GENTILLAC(à Rigolin. )
Et à part çà, tu soupes ici ?
(Joseph rentre.)

RIGOLIN
Eh ! non, je voulais, mais cet animal de Joseph…

JOSEPH(redescendant à l'appel de son nom. )
Monsieur le Marquis ?

RIGOLIN
Non, rien ; je ne vous ai pas appelé ! (Joseph remonte et sort.)
Cet animal de Joseph ne m'a pas retenu de cabinet.

GENTILLAC
Ah ! mon pauvre ami, je t'offrirais bien de partager celui-ci !…

RIGOLIN
Ah ! bien, tu es bien gentil… Tu veux,… Emilie ?

GENTILLAC
Non, non, mais attends donc ! Je t'offrirai bien, seulement je ne t'offre pas…

RIGOLIN
Ah ! bon merci !

GENTILLAC
Parce que je ne suis ici que comme invité… l'amphitryon, c'est Fauconnet, tu connais Fauconnet ?

RIGOLIN
Qui ? le banquier ?… Ah bien, si je le connais !… Il m'a même mis dans une affaire il y a deux ans… l'affaire du phylloxérifuge… tu as peut-être entendu parler de ça… une machine pour détruire le phylloxera ?

GENTILLAC
Non !… Ca a pris cette affaire-là ?

RIGOLIN
Non !

GENTILLAC
Ca ne détruisait pas le phylloxéra ?

RIGOLIN
Si… seulement ça détruisait la vigne avec… Ca m'a coûté vingt-cinq mille francs !

GENTILLAC
Vingt-cinq mille francs !… Et à Fauconnet alors ?

RIGOLIN
Oh ! lui, ça lui a rapporté deux cent mille francs !

GENTILLAC
C'est juste ! Je fais des questions naïves !
(Il remonte à gauche.)

BAMBOCHE(assise sur le bord de la table. )
Vingt-cinq mille francs ! Si tu n'aurais pas mieux fait de me les donner !

RIGOLIN(allant à elle. )
Ah ! si j'avais pu prévoir !…

BAMBOCHE(se levant. )
Tu me les aurais donnés ?

RIGOLIN
Non, mais je ne les aurais pas mis dans l'affaire (A Gentillac.)
Tout ça c'est pour te dire qu'on ne peut pas être mieux avec Fauconnet que je ne suis.
(Il s'asseoit.)

GENTILLAC(premier plan. )
Eh bien, mon cher, puisque tu le connais, c'est lui, le Fauconnet qui m'a invité ! C'est pour lui que j'ai retenu ce cabinet… C'est même assez drôle, parce qu'hier encore, je ne le connaissais que de réputation ; ce matin je vais le voir pour lui proposer une affaire du plus grand avenir… Tiens, même, si tu veux mettre de l'argent dedans, tu sais, voilà une occasion.

BAMBOCHE(bas à Rigolin. )
Ne fais pas ça !…

RIGOLIN(à Gentillac. )
Non, merci !

GENTILLAC
Tu as tort, c'est une affaire qui fera révolution.
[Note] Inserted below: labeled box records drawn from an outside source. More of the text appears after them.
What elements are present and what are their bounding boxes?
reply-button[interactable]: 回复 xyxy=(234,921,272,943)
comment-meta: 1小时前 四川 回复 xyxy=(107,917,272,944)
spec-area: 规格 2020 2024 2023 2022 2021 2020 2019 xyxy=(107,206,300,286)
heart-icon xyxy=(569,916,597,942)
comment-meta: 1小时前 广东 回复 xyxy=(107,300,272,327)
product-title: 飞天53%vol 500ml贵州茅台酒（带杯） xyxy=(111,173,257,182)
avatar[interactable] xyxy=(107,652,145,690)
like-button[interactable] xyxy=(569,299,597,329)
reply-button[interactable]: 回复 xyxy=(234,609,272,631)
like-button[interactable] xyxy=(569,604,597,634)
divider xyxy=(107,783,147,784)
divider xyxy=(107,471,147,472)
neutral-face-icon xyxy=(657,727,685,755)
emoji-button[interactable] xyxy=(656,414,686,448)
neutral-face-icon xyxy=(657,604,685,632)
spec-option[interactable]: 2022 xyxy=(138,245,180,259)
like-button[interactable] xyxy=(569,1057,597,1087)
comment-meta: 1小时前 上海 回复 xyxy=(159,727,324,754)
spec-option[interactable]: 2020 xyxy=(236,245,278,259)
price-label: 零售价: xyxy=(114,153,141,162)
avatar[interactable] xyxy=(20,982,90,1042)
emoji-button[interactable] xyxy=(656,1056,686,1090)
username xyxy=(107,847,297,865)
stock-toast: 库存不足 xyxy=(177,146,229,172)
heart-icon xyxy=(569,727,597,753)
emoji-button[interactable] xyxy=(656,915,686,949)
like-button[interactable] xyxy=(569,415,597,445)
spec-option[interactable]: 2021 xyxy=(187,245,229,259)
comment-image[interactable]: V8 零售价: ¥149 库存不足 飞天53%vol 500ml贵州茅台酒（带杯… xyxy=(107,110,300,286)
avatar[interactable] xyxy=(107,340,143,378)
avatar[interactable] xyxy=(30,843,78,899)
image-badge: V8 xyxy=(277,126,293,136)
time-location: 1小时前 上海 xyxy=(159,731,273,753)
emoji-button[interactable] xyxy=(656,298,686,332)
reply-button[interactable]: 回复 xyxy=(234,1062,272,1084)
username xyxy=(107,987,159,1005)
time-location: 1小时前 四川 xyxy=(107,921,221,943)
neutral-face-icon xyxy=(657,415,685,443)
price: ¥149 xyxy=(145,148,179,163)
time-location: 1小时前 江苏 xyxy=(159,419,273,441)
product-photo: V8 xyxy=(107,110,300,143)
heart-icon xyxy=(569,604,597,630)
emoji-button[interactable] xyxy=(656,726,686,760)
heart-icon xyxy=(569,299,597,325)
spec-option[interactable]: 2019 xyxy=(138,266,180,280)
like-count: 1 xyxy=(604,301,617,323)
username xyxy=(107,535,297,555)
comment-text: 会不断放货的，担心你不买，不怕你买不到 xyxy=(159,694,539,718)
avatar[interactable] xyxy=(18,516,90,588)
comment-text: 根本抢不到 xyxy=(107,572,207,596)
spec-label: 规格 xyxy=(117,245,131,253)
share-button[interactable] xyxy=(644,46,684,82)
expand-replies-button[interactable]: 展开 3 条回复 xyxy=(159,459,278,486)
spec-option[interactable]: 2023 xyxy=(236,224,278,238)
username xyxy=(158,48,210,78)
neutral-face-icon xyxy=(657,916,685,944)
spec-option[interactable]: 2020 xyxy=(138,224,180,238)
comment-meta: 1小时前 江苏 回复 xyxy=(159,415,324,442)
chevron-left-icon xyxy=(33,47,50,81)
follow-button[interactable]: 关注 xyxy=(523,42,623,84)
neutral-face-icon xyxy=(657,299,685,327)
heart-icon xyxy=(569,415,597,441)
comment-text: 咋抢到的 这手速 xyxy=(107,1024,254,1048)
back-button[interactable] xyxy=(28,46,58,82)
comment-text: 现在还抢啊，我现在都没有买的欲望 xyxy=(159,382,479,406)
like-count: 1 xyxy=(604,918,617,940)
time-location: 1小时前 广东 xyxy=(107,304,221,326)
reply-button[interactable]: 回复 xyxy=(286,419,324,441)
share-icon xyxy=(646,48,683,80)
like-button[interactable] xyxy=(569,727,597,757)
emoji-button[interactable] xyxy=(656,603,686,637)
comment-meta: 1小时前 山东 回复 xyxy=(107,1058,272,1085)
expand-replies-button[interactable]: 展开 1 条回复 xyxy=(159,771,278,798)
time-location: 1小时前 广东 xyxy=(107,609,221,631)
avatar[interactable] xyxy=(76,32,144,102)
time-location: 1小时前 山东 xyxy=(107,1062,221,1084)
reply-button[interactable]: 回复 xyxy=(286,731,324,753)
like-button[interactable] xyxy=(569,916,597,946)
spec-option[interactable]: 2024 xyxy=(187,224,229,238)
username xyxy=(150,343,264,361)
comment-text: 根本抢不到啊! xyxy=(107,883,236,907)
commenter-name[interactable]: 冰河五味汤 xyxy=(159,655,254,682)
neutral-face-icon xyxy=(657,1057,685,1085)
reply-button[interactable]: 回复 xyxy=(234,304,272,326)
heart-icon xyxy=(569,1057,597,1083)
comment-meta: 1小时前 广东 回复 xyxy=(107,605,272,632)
J'ai trouvé le moyen de supprimer les rails dans les chemins de fer ; tu vois l'immense importance !… Abolition des lignes ferrées et possibilités de voyager sur toutes les routes. C'est merveilleux… Enfin, ça ne te dit pas, passons ! J'arrive donc chez Fauconnet, il me reçoit d'une façon charmante, je lui expose mon affaire, et, dans le courant de la conversation, nous arrivons à reconnaître que nous sommes deux anciens camarades de collège, alors tu vois ça d'ici ! Et avec le tutoiement, les souvernirs d'enfance, les : "Te rappelles- tu ceci ? Te rappelles-tu cela ? " Et, un tel, qu'est-ce qu'il est devenu ? Enfin tout ce qui se dit dans ses cas là… nous parlons de nos maîtresses… il m'apprend qu'il est marié à une femme charmante et fidèle, mais que ça ne l'empêche pas, à l'occasion, de courir la blonde et la brune, bref, comme c'est ce soir bal à l'Opéra…

RIGOLIN
Tu as débauché cet homme marié.

GENTILLAC(premier plan. )
Au contraire, voyons, ce sont toujours les hommes mariés qui vous débauchent, pas vrai, Emilie ?

BAMBOCHE(deuxième plan, assise sur le bord de la table. )
Je ne sais pas ; moi, ça été un adjudant du train !

GENTILLAC
Ah !… (Rigolin se lève en riant et gagne la droite. Donnant une poignée de main à Emilie.)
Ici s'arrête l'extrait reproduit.